Benchmark Proposal #3

TEBenchPress

Arian Smit and Robert Hubley

Institute for Systems Biology
Contact: rhubley@systemsbiology.org

 

Original Document

TE-Annotation-Benchmark-Proposal-AS_RH

 

Description

TEBenchPress is an evolving set of TE annotation benchmarks we use to evaluate the performance of the RepeatMasker package.  For this proposal we provide a GARLIC[1] simulated human intergenic sequence containing modeled TEs and simple repeat sequences as a demonstration benchmark for TE annotation software.  In addition to the sequence we provide tools for comparing the known TE insertions with a user provided set of putative TE ranges to calculate false positive, false negative, true positive, true negative, specificity, sensitivity, accuracy and false discovery rate metrics.  At this time we also provide reversed, and shuffled natural sequences as an additional false positive benchmark.


Specification

 

Description

Comments

Type
Modified real, and simulated
Modeled intergenic sequences with modeled TE insertions from Repbase. Reversed, and shuffled sequences real genomic sequences.
Primary Uses
To measure both sensitivity and specificity of TE annotation ranges.  No evaluation of repeat family membership or classification is performed.
Taxa
Currently Homo sapiens
Source
R. Hubley
Documentation
Included
Version
1.0

 

Details

This package contains a human-like artificial sequence dataset for use as a TE annotation benchmark.  Included is a “makefile” which was used to generate the benchmark dataset, an evaluation of the artificial sequence vs real human sequence using a variety of sequence complexity measures, and utilities to evaluate a set of annotations against the known locations of TEs in the artificial sequence.
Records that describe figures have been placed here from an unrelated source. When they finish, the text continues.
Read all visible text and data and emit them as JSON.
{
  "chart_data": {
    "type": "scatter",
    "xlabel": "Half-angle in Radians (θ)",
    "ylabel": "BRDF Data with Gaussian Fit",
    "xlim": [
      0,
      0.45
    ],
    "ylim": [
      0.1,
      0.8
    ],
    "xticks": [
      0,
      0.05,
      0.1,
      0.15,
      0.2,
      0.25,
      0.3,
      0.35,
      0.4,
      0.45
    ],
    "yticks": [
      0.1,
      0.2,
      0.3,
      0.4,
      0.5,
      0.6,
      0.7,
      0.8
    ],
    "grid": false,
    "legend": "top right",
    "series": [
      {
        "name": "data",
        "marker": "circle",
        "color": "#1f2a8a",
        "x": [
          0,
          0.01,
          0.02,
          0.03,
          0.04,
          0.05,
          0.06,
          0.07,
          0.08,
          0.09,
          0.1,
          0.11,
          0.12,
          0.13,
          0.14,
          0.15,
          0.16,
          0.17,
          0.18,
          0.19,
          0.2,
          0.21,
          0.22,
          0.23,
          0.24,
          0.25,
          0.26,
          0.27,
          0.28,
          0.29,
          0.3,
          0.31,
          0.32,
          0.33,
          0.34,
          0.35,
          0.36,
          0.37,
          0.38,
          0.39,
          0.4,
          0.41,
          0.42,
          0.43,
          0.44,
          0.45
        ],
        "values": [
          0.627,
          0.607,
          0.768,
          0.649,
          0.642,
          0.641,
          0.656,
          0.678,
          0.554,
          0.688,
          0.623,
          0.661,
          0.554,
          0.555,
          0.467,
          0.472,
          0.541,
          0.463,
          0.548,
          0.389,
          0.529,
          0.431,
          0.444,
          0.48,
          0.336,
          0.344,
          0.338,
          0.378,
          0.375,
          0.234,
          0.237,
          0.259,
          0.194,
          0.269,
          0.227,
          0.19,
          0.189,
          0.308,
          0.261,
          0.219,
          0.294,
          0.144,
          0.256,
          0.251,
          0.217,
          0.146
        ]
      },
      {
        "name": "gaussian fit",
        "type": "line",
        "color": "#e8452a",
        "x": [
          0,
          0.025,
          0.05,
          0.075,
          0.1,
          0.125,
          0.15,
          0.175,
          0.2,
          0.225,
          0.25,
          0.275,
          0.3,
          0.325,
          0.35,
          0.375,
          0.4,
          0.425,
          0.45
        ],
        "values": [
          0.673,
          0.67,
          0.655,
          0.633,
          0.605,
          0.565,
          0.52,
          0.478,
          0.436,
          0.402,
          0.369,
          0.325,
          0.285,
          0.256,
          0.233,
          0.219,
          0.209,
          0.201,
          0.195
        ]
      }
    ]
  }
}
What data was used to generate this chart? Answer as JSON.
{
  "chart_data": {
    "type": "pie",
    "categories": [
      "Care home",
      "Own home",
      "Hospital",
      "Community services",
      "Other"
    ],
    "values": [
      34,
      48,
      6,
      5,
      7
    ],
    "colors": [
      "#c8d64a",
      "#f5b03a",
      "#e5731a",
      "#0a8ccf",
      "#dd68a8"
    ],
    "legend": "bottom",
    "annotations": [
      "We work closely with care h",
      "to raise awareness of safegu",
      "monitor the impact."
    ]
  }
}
The artificial sequence containing inserted simple repeats and TEs is created using the GARLIC algorithm[1].  Using this sequence it is possible to evaluate both false positives, and false negatives for many types of repeat annotation programs.  A simple BED format is used by the comparison program to relate annotation ranges with the known insertion sites.  A script is provided to convert RepeatMasker output into the BED format.

Example run with RepeatMasker and evaluation of TE results:

% RepeatMasker -engine cross_match -s artSeq.fasta
% ./outToBed.pl -noSimple artSeq.fasta.out > artSeq.fasta.noSimple.out.bed
% ./compareResults.pl artSeq.IROnly.inserts.bed artSeq.fasta.noSimple.out.bed artSeq.fasta

The GARLIC modeling approach requires knowledge of the types, abundance, and age of repeats in a genome a priori.  Using this model to create a benchmark sequence for programs used to define the model is circular. The primary limitation of this is that the program providing the initial repeat list sets the level of the bar for difficulty. False positives are still fairly evaluated, arising primarily due to the realistic simple repeat sequences included in the benchmark. As the TE insertions are mutated starting from a consensus library, the actual insertions are independent from a given detection method and provide a good false negative benchmark.

 

References

1. Caballero, Juan, et al. “Realistic artificial DNA sequences as negative controls for computational genomics.” Nucleic acids research (2014): gku356.